Hackers with likely ties to Egypt’s government used Google’s official Play Store to distribute spyware in a campaign that targeted journalists, lawyers, and opposition politicians in that country, researchers from Check Point Technologies have found.
The app, called IndexY, posed as a means for looking up details about phone numbers. It claimed to tap into a database of more than 160 million Arabic numbers. One of the permissions it required was access to a user’s call history and contacts. Despite the sensitivity of that data, those permissions were understandable, given the the app’s focus on phone numbers. It had about 5,000 installations before Google removed it from Play in August. Check Point doesn’t know when IndexY first became available in Play.

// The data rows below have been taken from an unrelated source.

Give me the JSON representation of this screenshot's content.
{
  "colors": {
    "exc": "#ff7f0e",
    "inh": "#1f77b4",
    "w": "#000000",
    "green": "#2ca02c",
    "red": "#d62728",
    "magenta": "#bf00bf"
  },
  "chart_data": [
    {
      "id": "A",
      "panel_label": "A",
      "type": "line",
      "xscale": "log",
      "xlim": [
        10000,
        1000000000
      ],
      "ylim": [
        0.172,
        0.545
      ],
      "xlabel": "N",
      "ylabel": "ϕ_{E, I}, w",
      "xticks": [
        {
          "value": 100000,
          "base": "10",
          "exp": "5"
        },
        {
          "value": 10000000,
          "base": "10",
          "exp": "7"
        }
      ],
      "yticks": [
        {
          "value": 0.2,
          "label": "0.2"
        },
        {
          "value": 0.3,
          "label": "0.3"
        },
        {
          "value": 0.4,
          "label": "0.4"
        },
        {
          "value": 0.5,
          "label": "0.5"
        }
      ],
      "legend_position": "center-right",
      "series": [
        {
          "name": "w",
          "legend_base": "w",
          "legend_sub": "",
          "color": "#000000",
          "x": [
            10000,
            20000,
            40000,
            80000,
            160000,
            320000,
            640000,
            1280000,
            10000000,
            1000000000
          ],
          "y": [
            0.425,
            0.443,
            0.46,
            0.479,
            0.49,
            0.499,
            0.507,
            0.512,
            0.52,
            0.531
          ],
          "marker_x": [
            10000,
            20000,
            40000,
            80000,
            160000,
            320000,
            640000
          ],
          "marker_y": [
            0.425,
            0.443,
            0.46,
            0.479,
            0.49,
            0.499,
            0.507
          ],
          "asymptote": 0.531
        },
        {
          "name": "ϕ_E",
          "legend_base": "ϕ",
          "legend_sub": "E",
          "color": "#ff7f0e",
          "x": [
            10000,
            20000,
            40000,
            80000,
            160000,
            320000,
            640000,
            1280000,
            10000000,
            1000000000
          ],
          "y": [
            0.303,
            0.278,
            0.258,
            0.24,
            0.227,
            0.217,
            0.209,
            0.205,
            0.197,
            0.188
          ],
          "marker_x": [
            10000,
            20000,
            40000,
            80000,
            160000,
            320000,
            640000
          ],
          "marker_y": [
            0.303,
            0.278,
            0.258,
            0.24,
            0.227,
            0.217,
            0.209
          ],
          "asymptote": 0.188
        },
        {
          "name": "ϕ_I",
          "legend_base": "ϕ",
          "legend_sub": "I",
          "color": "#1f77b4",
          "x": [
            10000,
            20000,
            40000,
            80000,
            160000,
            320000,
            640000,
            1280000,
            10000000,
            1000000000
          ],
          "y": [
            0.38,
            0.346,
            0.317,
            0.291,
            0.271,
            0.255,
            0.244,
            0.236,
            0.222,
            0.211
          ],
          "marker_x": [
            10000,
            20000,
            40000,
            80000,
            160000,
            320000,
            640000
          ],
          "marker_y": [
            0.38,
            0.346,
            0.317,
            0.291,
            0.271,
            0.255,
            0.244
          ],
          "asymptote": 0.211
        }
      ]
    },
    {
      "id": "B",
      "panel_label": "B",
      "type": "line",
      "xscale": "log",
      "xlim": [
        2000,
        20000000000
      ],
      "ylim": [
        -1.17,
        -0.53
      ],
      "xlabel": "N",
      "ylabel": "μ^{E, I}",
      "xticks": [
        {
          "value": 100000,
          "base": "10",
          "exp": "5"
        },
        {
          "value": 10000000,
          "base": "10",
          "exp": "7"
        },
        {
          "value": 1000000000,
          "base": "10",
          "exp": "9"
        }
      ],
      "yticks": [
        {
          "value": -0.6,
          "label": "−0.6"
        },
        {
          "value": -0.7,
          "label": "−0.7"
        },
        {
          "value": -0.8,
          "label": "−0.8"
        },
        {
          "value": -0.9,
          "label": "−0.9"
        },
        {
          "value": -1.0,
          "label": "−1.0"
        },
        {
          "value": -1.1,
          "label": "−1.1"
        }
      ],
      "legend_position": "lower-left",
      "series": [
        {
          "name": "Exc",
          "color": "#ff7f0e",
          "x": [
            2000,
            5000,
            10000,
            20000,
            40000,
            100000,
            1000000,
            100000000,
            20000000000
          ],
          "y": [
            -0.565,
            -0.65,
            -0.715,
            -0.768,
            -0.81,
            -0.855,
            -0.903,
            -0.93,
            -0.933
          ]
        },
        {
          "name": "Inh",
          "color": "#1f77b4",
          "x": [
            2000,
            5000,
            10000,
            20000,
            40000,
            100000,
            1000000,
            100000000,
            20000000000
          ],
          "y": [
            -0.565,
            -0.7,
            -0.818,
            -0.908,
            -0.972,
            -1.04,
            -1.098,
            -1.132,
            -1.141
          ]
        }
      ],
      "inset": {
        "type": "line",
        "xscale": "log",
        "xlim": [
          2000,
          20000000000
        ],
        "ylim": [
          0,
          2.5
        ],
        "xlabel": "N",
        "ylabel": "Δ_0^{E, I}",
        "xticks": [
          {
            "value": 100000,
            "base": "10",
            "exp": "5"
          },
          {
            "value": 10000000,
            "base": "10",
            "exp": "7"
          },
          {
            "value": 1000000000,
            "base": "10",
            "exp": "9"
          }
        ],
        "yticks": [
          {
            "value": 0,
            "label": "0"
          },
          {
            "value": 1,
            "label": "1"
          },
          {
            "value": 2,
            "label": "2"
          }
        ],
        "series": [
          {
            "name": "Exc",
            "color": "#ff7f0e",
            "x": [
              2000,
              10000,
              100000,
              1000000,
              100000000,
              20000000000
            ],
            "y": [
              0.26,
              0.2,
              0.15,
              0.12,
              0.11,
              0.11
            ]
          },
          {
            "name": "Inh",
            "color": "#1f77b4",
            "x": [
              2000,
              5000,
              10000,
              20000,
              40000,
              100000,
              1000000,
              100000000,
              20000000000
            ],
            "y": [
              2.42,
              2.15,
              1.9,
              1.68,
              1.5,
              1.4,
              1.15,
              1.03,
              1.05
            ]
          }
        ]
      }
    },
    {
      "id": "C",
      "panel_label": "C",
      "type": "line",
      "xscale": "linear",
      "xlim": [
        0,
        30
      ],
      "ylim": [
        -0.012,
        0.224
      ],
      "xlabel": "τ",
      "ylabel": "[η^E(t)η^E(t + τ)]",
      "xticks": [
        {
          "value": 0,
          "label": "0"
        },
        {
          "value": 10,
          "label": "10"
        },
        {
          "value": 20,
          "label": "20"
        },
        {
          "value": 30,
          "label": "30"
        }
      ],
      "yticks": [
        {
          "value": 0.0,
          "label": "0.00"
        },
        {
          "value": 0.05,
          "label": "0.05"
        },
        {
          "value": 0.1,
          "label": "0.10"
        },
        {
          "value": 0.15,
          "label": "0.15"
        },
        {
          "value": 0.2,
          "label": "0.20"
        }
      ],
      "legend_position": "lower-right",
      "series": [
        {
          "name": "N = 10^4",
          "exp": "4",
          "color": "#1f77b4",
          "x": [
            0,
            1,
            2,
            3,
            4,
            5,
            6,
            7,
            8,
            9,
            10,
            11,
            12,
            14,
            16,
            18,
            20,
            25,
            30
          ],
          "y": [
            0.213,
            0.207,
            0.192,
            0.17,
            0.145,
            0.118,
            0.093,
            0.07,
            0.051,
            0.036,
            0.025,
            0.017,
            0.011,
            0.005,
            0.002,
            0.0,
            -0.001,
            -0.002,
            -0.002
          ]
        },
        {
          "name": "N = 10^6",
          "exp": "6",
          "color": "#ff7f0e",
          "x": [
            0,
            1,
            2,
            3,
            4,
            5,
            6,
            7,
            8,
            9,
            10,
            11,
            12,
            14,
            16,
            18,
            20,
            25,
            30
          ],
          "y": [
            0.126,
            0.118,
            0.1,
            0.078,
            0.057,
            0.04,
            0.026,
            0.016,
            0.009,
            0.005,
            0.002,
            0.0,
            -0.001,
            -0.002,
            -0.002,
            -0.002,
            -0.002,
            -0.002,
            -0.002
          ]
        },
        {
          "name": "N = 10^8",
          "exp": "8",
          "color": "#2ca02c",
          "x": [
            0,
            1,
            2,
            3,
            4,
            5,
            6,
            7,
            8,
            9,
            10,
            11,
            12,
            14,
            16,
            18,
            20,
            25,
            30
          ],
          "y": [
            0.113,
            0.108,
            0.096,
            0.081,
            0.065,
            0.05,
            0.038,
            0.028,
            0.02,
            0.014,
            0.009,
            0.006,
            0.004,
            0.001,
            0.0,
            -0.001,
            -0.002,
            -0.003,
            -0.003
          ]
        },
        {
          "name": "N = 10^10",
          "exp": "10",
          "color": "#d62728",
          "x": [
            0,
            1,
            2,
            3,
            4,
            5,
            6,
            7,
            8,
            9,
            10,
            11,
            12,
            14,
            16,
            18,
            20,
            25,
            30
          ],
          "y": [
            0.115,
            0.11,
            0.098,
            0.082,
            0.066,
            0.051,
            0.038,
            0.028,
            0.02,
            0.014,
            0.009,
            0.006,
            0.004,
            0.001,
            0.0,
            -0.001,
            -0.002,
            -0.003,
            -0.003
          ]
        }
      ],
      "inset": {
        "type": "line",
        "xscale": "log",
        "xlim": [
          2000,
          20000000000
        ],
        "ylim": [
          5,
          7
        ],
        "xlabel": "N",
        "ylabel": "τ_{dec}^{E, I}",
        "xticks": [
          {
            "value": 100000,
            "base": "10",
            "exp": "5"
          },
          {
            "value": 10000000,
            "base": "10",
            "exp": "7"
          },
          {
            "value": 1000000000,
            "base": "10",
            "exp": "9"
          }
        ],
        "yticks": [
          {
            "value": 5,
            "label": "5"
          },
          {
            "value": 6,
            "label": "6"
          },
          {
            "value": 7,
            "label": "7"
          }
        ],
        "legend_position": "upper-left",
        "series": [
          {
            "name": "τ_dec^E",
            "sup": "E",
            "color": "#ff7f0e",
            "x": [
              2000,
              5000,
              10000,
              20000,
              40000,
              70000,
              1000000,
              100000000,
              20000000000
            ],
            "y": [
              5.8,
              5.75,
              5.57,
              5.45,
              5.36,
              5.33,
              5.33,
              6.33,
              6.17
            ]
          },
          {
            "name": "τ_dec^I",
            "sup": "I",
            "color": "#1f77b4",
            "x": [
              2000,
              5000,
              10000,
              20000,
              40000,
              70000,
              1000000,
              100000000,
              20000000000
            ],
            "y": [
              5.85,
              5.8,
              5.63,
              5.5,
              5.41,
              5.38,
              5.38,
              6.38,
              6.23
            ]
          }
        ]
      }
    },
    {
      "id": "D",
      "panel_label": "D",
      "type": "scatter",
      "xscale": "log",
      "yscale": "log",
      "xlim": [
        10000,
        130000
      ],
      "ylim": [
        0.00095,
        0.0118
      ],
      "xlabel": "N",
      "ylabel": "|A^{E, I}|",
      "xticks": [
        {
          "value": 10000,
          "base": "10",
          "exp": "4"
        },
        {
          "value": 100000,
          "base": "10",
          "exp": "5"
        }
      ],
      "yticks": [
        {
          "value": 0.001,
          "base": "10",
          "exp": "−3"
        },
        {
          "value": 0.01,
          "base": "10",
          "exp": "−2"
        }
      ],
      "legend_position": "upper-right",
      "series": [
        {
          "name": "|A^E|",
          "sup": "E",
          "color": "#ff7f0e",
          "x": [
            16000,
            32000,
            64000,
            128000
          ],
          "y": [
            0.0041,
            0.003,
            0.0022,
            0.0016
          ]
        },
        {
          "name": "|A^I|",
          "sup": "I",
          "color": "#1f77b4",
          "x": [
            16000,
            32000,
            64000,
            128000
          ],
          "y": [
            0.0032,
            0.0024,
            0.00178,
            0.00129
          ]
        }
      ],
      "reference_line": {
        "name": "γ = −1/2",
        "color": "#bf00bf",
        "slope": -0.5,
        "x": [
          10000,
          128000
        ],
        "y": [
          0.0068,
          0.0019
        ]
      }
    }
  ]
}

Behind the scenes, IndexY logged whether each call was incoming, outgoing, or missed as well as its date and duration. Publicly accessible files left on indexy[.]org, a domain hardcoded into the app, showed not only that the data was collected but that the developers actively analyzed and inspected that information. Analysis included the number of users per country, call-log details, and lists of calls made from one country to another.
IndexY was one piece of a broad and far-ranging surveillance campaign that was first documented in March by Amnesty International. It targeted people who played adversarial roles to Egypt’s government and prompted warnings from Google to some of those targeted that “government-backed attackers are trying to steal your password.” Check Point found that, at the same time, Google was playing a key supporting role in the campaign.
Evading Google Play vetting… again
The attackers “were able to evade Google’s protections,” Lotem Finkelshtein, Check Point’s threat intelligence group manager, told Ars. “Getting into Google Play is something that gives the attacking infrastructure credibility.
Finkelshtein said that one of the ways the attackers evaded Google vetting of the app was that the analysis and inspection of the data happened on the attacker-designated server and not on an infected phone itself.
“Google couldn’t see the info that was collected,” he said.
Malicious and unwanted apps on Google Play have emerged as one of the most vexing security problems for the Android operating system. Discoveries such as this, this, this, and this, sometimes infecting hundreds of millions of devices, are a regular occurrence. Last month, Google Play had unwanted apps with nearly 336 million installs, according to security researcher Lukas Stefanko, although most of those apps were considered adware, as opposed to outright malware.
Bypassing 2FA
IndexY was one of at least three pieces of Android malware that Check Point tied to the campaign. A different app purported to increase the volume of devices, even though it had no such capability. Called iLoud 200%, it collected location data as soon as it was started. In the event it stopped running, iLoud was able to restart itself. Finkelshtein said that that app was distributed on third-party sites and was installed an unknown number of times.
Yet another app, called v1.apk, was submitted to Google’s VirusTotal malware detection service in February. It communicated with the domain drivebackup[.]co and appeared to be in an early testing phase.
As previously documented by Amnesty International, the campaign also used third-party apps that connected to Gmail and Outlook accounts using the OAuth standard. Finkelshtein said the apps had the ability to steal messages even when the targeted accounts were protected by two-factor authentication, which in addition to a password requires a physical security key or one-time password produced by a device in the target’s possession. The third-party apps were distributed in links sent in phishing and malicious spam messages.
The takeaway is that the attackers need not be sophisticated to succeed at surveilling their targets.
Check Point’s report concluded:
Following up on the investigation first conducted by Amnesty International, we revealed new aspects of the attack that has been after Egypt’s civil society since at least 2018… Whether it is phishing pages, legitimate-looking applications for Outlook and Gmail, and mobile applications to track a device’s communications or location, it is clear that the attackers are constantly coming up with creative and versatile methods to reach victims, spy on their accounts, and monitor their activity.